Q: We have two identical PCs at work, both with identical, or so I thought, Office 97 installations. One takes much longer to close a document, even if it has just been saved. This seems to happen to large and small documents alike. As far as I can tell, all the relevant options in Word are set the same on both machines.

Malcolm Klein

A: It's not Word that is slowing down your machine it's ... (dramatic pause - Nott moves to centre stage, wheels around swiftly, cloak swirling, finger pointing at ...) Outlook! (Lady Bartwell faints, the butler makes a run for it but is seized by two policemen.) Aha! Even if you don't think Outlook is running, it's there, secretly spying on your every move. There is an option to create a "journal" that logs all the files you work on. Turn this off from the Outlook Tools, Options, Journal, Also record files from ... box.

Readers' tips

Euro update

Thank you, Nick Mortimer, for the good news that further fonts with the Euro symbol are available from /www.microsoft.com/typography/fontpack/default.htm.
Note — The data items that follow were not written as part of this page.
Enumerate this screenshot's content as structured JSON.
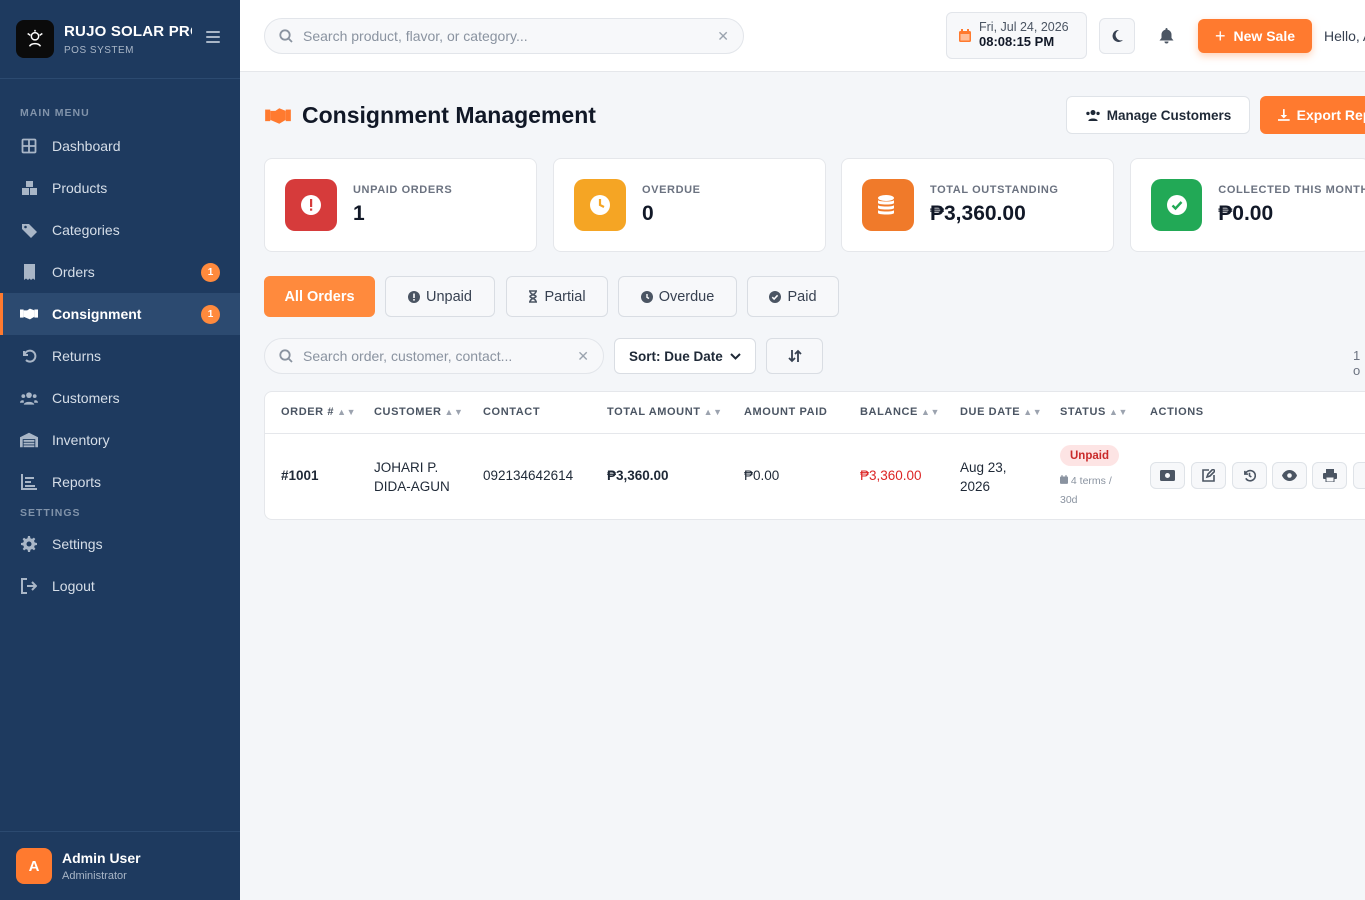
{
  "brand": {
    "name": "RUJO SOLAR PRO",
    "subtitle": "POS SYSTEM"
  },
  "sidebar": {
    "main_menu_label": "MAIN MENU",
    "settings_label": "SETTINGS",
    "items": [
      {
        "label": "Dashboard",
        "icon": "grid-icon"
      },
      {
        "label": "Products",
        "icon": "boxes-icon"
      },
      {
        "label": "Categories",
        "icon": "tags-icon"
      },
      {
        "label": "Orders",
        "icon": "receipt-icon",
        "badge": "1"
      },
      {
        "label": "Consignment",
        "icon": "handshake-icon",
        "badge": "1",
        "active": true
      },
      {
        "label": "Returns",
        "icon": "undo-icon"
      },
      {
        "label": "Customers",
        "icon": "users-icon"
      },
      {
        "label": "Inventory",
        "icon": "warehouse-icon"
      },
      {
        "label": "Reports",
        "icon": "chart-icon"
      }
    ],
    "settings_items": [
      {
        "label": "Settings",
        "icon": "gear-icon"
      },
      {
        "label": "Logout",
        "icon": "logout-icon"
      }
    ],
    "user": {
      "initial": "A",
      "name": "Admin User",
      "role": "Administrator"
    }
  },
  "topbar": {
    "search_placeholder": "Search product, flavor, or category...",
    "date": "Fri, Jul 24, 2026",
    "time": "08:08:15 PM",
    "new_sale_label": "New Sale",
    "greeting": "Hello, A"
  },
  "page": {
    "title": "Consignment Management",
    "manage_customers_label": "Manage Customers",
    "export_label": "Export Report"
  },
  "stats": [
    {
      "label": "UNPAID ORDERS",
      "value": "1",
      "color": "#d63b3b"
    },
    {
      "label": "OVERDUE",
      "value": "0",
      "color": "#f5a524"
    },
    {
      "label": "TOTAL OUTSTANDING",
      "value": "₱3,360.00",
      "color": "#f07a2a"
    },
    {
      "label": "COLLECTED THIS MONTH",
      "value": "₱0.00",
      "color": "#22a956"
    }
  ],
  "filters": [
    {
      "label": "All Orders",
      "active": true
    },
    {
      "label": "Unpaid"
    },
    {
      "label": "Partial"
    },
    {
      "label": "Overdue"
    },
    {
      "label": "Paid"
    }
  ],
  "toolbar": {
    "search_placeholder": "Search order, customer, contact...",
    "sort_label": "Sort: Due Date",
    "count_text": "1 o"
  },
  "table": {
    "columns": [
      "ORDER #",
      "CUSTOMER",
      "CONTACT",
      "TOTAL AMOUNT",
      "AMOUNT PAID",
      "BALANCE",
      "DUE DATE",
      "STATUS",
      "ACTIONS"
    ],
    "rows": [
      {
        "order": "#1001",
        "customer_line1": "JOHARI P.",
        "customer_line2": "DIDA-AGUN",
        "contact": "092134642614",
        "total": "₱3,360.00",
        "paid": "₱0.00",
        "balance": "₱3,360.00",
        "due_line1": "Aug 23,",
        "due_line2": "2026",
        "status": "Unpaid",
        "terms_line1": "4 terms /",
        "terms_line2": "30d"
      }
    ]
  },
  "colors": {
    "accent": "#ff7a2f",
    "sidebar": "#1e3a5f"
  }
}
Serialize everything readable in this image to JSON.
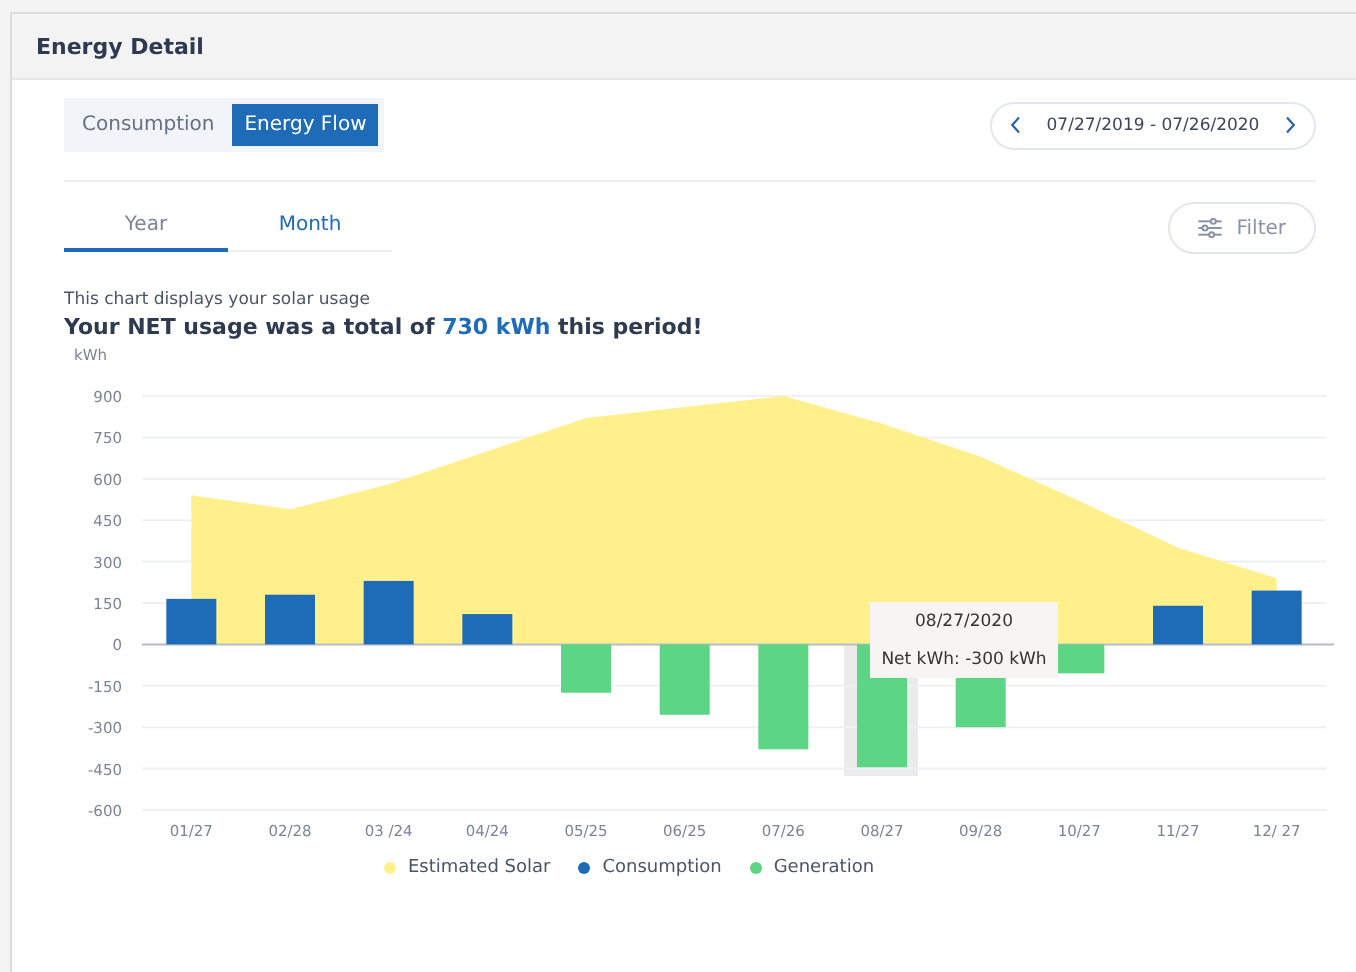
{
  "panel": {
    "title": "Energy Detail"
  },
  "view_toggle": [
    {
      "label": "Consumption",
      "selected": false
    },
    {
      "label": "Energy Flow",
      "selected": true
    }
  ],
  "date_range": {
    "text": "07/27/2019 - 07/26/2020"
  },
  "period_tabs": [
    {
      "label": "Year",
      "selected": true
    },
    {
      "label": "Month",
      "selected": false
    }
  ],
  "filter_button": {
    "label": "Filter"
  },
  "caption": "This chart displays your solar usage",
  "headline": {
    "before": "Your NET usage was a total of ",
    "value": "730 kWh",
    "after": " this period!"
  },
  "chart": {
    "chart_data": {
      "type": "bar",
      "ylabel": "kWh",
      "categories": [
        "01/27",
        "02/28",
        "03 /24",
        "04/24",
        "05/25",
        "06/25",
        "07/26",
        "08/27",
        "09/28",
        "10/27",
        "11/27",
        "12/ 27"
      ],
      "stacked": true,
      "grid": true,
      "ylim": [
        -600,
        900
      ],
      "yticks": [
        900,
        750,
        600,
        450,
        300,
        150,
        0,
        -150,
        -300,
        -450,
        -600
      ],
      "series": [
        {
          "name": "Estimated Solar",
          "type": "area",
          "color": "#fff08c",
          "values": [
            540,
            490,
            580,
            700,
            820,
            860,
            900,
            800,
            680,
            520,
            350,
            240
          ]
        },
        {
          "name": "Consumption",
          "type": "bar",
          "color": "#1e6bb8",
          "values": [
            165,
            180,
            230,
            110,
            null,
            null,
            null,
            null,
            null,
            null,
            140,
            195
          ]
        },
        {
          "name": "Generation",
          "type": "bar",
          "color": "#5cd584",
          "values": [
            null,
            null,
            null,
            null,
            -175,
            -255,
            -380,
            -445,
            -300,
            -105,
            null,
            null
          ]
        }
      ]
    },
    "tooltip": {
      "title": "08/27/2020",
      "text": "Net kWh: -300 kWh"
    }
  }
}
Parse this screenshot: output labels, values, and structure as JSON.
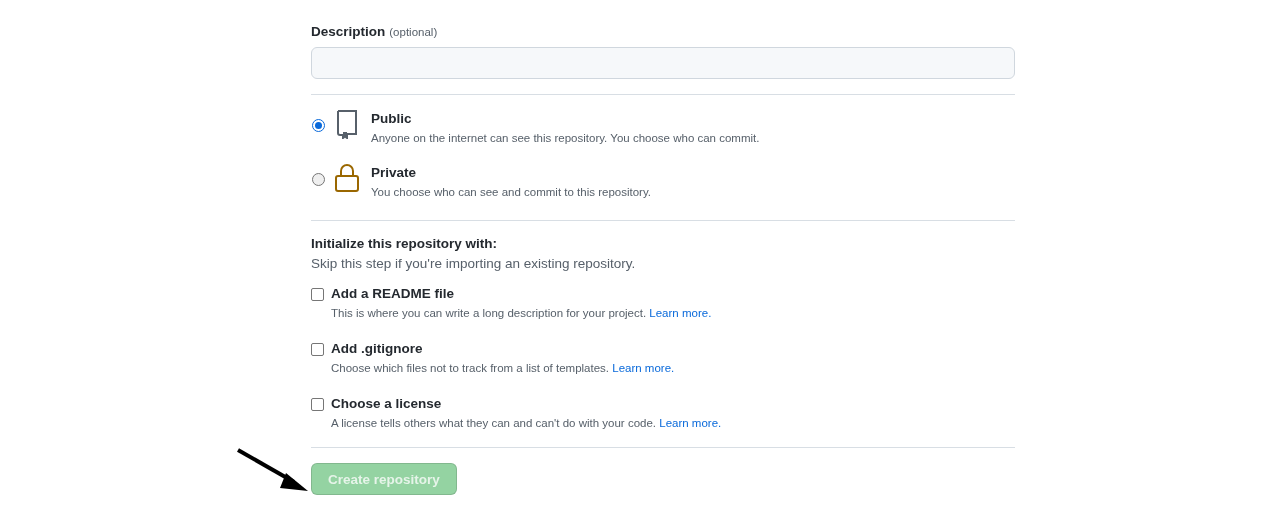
{
  "description": {
    "label": "Description",
    "hint": "(optional)"
  },
  "visibility": [
    {
      "kind": "repo",
      "title": "Public",
      "text": "Anyone on the internet can see this repository. You choose who can commit.",
      "selected": true
    },
    {
      "kind": "lock",
      "title": "Private",
      "text": "You choose who can see and commit to this repository.",
      "selected": false
    }
  ],
  "initialize": {
    "heading": "Initialize this repository with:",
    "note": "Skip this step if you're importing an existing repository.",
    "options": [
      {
        "label": "Add a README file",
        "text": "This is where you can write a long description for your project.",
        "link": "Learn more.",
        "checked": false
      },
      {
        "label": "Add .gitignore",
        "text": "Choose which files not to track from a list of templates.",
        "link": "Learn more.",
        "checked": false
      },
      {
        "label": "Choose a license",
        "text": "A license tells others what they can and can't do with your code.",
        "link": "Learn more.",
        "checked": false
      }
    ]
  },
  "submit": {
    "label": "Create repository",
    "disabled": true
  }
}
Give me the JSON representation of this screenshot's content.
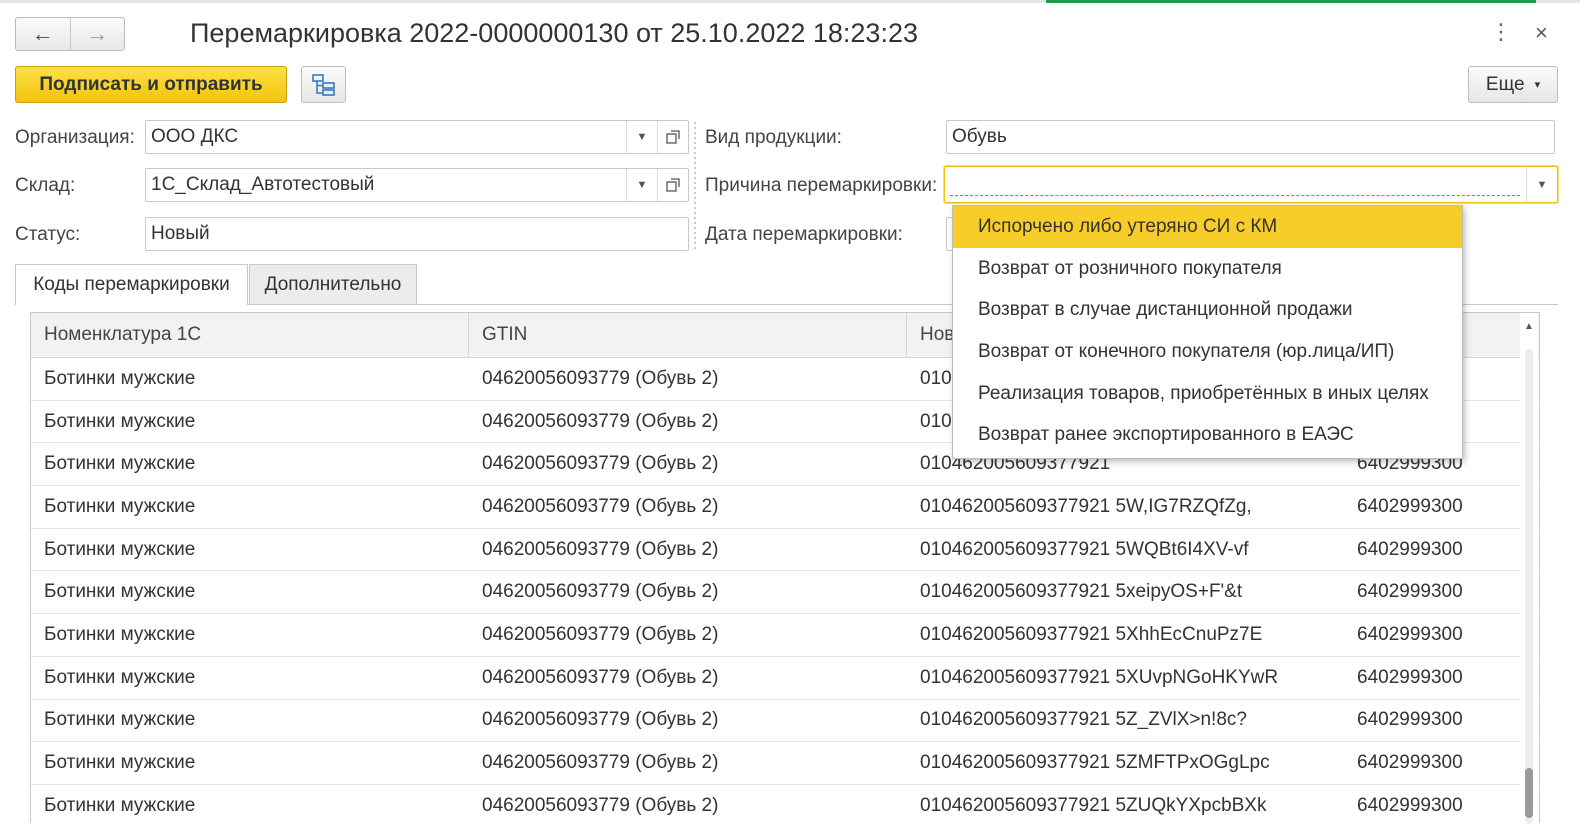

I've since noticed that the Windows 98 beta core fonts all now contain the Euro. The problem is, as we saw in March's column, getting at it.

Personal preference

Thom Milton pointed out a useful tip that really belongs in the Windows rather than the WP section, but never mind. If you use the general MS Office Open Document command, you may find it starts in My Documents irrespective of where you actually keep your documents. You can change this by backing up the Registry, then opening Regedit and going to: HKEY_CURRENT_

USER/ Software/ Microsoft/ Windows/ CurrentVersion/ Explorer/ User Shell Folders. Double-click the entry in the right pane entitled Personal and change it to the path of your choice.

Text squared

Here's an admirably obscure Word tip from someone who signs herself, or himself, Gadiewasam. If you hold down the Alt key while dragging with the mouse, you can select a rectangular area of text such as one column of a tabbed list. Word 2 users can do this with the right mouse button.

No conspiracy

In my March column I mentioned the strange case of the Word file which continued to load from a double-click and have its extra properties visible from a right-click, after the .DOC extension had been removed. Thanks to Ben Summers for the following explanation: "Most MS apps use an OLE-structured storage file format which stores properties - which explains why they still show up as extra tabs on the properties dialog - and the program that created them, in a common format. Windows 95 and NT recognise this format so the conspiracy extends to everyone who uses this file format, support for which is built in to the OS. It basically stores a directory-type structure inside a file."

Please note: although I do like to hear from you, may I please remind you not to send binary attachments to text messages. This especially applies to WP files containing macros - for reasons that should be obvious. Stick to plain-text only, please, for hints, tips and macro code.